3. renounce and trade their provisional allotments of “nil-paid” rights during the life of the rights
(Only applicable when Rights Issue is offered on a renounceable basis).

By renouncing and selling the rights entitlements, the shareholder’s stake in the company will be diluted but he stand to make some gains by selling his rights entitlements away in the open market to compensate for the fall in value of his shareholdings.

Estimated Value of “Nil-Paid” Rights

= Theoretical Ex-Rights Price – Rights Issue Price

= S$0.135 – S$0.128

= S$0.007 per rights entitlement

Effects of Rights Issue on Historical Price Data

As explained above, corporate actions such as Rights Issues have an effect on the price of the share when it trades on ex-rights basis following the conclusion of the corporate action. Hence, price adjustment on historical data prior to the Ex-Date will be applied where applicable. The purpose of the historical price adjustment is to allow for comparability between prices on the Ex-Date and Cum Dates.
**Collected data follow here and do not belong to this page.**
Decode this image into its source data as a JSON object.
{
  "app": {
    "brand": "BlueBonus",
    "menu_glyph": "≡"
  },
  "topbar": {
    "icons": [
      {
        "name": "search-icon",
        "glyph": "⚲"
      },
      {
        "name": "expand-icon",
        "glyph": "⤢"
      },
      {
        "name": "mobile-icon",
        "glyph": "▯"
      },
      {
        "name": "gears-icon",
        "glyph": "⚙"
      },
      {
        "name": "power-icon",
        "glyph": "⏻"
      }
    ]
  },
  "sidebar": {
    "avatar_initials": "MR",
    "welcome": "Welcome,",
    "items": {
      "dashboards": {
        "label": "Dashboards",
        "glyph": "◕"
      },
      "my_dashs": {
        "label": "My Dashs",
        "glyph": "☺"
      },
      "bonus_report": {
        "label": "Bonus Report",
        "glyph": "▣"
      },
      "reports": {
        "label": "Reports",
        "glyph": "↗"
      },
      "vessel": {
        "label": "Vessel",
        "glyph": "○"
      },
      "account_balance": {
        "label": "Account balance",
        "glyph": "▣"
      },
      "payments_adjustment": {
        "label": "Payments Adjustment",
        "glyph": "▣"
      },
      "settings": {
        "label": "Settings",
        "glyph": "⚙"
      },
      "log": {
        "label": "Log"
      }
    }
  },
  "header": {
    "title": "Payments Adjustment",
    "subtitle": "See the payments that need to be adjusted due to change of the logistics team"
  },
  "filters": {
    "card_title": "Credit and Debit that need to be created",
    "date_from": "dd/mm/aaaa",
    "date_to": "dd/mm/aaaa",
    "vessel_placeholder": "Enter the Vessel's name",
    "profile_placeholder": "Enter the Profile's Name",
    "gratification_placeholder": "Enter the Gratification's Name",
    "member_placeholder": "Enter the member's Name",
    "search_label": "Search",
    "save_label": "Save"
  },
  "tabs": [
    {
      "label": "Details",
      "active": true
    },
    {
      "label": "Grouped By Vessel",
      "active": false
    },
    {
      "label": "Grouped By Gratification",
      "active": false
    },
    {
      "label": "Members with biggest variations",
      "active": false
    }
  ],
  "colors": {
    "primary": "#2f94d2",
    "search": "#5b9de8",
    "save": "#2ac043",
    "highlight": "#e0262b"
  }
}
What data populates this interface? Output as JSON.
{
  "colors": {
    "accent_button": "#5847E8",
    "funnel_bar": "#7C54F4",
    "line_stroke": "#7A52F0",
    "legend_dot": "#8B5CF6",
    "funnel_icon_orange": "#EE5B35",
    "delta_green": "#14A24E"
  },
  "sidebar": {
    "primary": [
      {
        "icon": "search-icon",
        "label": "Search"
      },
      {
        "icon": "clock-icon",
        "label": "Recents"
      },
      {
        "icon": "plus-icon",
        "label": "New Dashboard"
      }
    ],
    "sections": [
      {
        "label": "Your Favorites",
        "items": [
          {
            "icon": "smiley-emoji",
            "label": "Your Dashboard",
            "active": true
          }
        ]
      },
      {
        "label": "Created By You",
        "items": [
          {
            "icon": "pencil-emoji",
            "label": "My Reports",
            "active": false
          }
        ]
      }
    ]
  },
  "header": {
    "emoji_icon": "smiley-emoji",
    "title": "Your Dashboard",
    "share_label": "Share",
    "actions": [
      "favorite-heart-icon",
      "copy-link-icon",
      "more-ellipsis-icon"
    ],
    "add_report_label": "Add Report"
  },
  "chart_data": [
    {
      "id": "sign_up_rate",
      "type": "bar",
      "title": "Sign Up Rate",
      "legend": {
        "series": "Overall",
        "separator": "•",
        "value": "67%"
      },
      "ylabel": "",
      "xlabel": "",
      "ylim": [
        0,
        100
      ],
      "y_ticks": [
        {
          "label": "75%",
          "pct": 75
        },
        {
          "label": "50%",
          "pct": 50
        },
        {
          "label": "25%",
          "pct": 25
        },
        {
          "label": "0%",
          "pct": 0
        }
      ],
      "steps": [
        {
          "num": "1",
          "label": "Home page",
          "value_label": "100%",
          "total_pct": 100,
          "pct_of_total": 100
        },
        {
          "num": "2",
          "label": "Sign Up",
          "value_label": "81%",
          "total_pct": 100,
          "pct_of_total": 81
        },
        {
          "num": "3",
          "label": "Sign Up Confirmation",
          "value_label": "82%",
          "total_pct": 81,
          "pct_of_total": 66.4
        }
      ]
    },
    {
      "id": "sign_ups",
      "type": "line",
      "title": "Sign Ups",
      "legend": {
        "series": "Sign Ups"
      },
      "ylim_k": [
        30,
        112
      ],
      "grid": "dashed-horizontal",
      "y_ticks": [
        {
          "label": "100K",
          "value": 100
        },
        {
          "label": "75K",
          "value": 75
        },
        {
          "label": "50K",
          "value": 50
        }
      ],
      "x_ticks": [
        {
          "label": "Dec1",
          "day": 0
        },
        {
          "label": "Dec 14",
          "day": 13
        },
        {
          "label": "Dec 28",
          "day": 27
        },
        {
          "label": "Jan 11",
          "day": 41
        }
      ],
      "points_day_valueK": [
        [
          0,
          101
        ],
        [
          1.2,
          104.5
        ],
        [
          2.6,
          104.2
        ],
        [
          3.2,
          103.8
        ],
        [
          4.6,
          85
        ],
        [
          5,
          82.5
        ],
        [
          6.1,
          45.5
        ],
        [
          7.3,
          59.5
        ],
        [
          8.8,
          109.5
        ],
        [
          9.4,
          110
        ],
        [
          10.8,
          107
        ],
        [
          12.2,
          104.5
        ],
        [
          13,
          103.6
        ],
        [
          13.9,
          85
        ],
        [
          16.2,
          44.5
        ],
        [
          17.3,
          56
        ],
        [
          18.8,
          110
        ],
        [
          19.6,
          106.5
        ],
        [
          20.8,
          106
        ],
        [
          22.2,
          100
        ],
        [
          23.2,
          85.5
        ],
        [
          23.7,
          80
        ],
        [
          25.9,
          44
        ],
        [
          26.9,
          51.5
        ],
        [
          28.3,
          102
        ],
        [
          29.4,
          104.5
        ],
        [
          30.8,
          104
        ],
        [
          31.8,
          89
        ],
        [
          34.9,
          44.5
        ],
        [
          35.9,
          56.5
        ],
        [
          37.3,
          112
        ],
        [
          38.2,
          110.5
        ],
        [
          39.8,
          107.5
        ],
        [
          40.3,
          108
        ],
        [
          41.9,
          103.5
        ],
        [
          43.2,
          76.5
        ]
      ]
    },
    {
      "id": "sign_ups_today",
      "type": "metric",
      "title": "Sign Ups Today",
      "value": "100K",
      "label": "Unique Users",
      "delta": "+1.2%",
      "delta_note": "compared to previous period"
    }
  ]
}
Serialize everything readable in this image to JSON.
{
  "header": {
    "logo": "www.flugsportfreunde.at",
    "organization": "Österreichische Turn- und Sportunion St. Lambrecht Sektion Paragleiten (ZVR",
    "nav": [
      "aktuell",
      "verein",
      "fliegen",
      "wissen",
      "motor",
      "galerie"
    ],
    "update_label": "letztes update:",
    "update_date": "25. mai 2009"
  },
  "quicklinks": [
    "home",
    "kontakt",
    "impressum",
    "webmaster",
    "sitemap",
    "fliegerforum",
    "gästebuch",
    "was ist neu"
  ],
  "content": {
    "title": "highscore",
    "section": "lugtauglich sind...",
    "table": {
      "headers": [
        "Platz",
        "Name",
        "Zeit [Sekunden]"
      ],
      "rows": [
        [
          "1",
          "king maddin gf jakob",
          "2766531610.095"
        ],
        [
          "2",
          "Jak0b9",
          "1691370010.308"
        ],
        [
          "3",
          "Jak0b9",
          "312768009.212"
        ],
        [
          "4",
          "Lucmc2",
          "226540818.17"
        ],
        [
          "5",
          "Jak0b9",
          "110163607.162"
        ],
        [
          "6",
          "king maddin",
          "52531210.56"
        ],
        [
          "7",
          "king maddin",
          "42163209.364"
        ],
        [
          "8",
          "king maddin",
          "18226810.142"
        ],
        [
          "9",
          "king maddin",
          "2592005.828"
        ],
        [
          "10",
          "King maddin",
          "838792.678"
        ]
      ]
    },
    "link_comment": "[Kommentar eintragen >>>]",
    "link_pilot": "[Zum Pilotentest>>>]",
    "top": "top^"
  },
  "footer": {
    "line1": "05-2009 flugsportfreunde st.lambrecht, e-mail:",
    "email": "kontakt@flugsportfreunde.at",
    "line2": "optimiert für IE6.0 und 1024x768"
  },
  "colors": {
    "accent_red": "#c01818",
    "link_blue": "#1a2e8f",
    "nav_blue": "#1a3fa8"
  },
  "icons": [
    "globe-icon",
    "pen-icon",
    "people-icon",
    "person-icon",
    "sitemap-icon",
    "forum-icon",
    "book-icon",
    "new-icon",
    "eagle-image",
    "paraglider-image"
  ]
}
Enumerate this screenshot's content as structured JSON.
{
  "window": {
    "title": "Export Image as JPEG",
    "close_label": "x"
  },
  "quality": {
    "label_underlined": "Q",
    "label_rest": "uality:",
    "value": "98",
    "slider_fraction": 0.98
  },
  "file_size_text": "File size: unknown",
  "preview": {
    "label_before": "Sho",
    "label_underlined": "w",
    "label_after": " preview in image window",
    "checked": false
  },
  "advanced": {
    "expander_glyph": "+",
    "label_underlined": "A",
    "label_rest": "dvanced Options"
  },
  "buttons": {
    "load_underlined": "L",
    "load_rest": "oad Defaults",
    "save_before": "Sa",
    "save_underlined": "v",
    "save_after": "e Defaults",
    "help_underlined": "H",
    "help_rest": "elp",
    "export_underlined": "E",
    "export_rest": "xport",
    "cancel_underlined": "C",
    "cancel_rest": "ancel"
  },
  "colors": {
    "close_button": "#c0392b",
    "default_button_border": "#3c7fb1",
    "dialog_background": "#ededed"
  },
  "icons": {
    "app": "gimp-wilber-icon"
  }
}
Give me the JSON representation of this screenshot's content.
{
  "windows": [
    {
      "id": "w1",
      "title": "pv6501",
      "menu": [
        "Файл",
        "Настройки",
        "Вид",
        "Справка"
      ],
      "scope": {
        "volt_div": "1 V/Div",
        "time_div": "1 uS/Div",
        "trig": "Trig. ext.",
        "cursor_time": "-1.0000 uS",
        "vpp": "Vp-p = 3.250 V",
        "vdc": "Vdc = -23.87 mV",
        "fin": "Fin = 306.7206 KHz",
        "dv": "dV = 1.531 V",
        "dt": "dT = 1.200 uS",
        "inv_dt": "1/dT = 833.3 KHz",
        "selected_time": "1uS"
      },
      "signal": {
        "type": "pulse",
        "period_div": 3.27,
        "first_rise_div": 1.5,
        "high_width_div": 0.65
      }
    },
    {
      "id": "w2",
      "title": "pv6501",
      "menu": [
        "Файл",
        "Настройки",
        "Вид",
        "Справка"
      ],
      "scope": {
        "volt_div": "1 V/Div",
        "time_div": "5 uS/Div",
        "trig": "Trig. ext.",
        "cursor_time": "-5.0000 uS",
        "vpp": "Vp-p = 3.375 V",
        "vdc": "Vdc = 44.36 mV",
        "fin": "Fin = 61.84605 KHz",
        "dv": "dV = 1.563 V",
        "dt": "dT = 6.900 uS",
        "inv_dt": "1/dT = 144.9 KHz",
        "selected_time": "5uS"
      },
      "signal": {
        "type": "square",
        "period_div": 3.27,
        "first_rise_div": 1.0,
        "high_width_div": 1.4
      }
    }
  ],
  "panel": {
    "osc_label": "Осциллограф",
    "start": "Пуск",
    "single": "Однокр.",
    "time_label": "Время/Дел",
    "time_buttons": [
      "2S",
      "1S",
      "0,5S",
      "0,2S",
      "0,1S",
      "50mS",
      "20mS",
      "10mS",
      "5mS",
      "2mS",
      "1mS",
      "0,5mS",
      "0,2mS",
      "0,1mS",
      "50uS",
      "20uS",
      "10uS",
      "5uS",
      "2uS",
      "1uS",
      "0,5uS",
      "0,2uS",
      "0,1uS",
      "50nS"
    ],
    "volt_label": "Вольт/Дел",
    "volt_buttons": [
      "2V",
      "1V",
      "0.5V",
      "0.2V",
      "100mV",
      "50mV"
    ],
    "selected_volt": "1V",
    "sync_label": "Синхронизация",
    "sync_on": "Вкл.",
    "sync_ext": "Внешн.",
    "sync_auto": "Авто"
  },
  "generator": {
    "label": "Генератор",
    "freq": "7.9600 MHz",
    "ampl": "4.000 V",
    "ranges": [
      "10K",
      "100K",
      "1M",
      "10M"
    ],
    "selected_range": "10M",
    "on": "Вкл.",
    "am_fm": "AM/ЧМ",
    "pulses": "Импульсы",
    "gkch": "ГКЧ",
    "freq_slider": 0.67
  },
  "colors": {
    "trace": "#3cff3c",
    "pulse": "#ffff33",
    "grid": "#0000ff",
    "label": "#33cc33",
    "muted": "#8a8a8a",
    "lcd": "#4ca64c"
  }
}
Rights Issues – Are they attractive value propositions for shareholders and investors?

Companies pursue Rights Issue as an avenue to raise funds for various reasons, ranging from expansion or acquisitions to paying down debts. Investors should therefore look beyond Rights Issues or Open Offers as bargains in landing discounted shares, but rather, look into the reasons underlying such capital-raising exercises before accepting or declining their rights entitlements.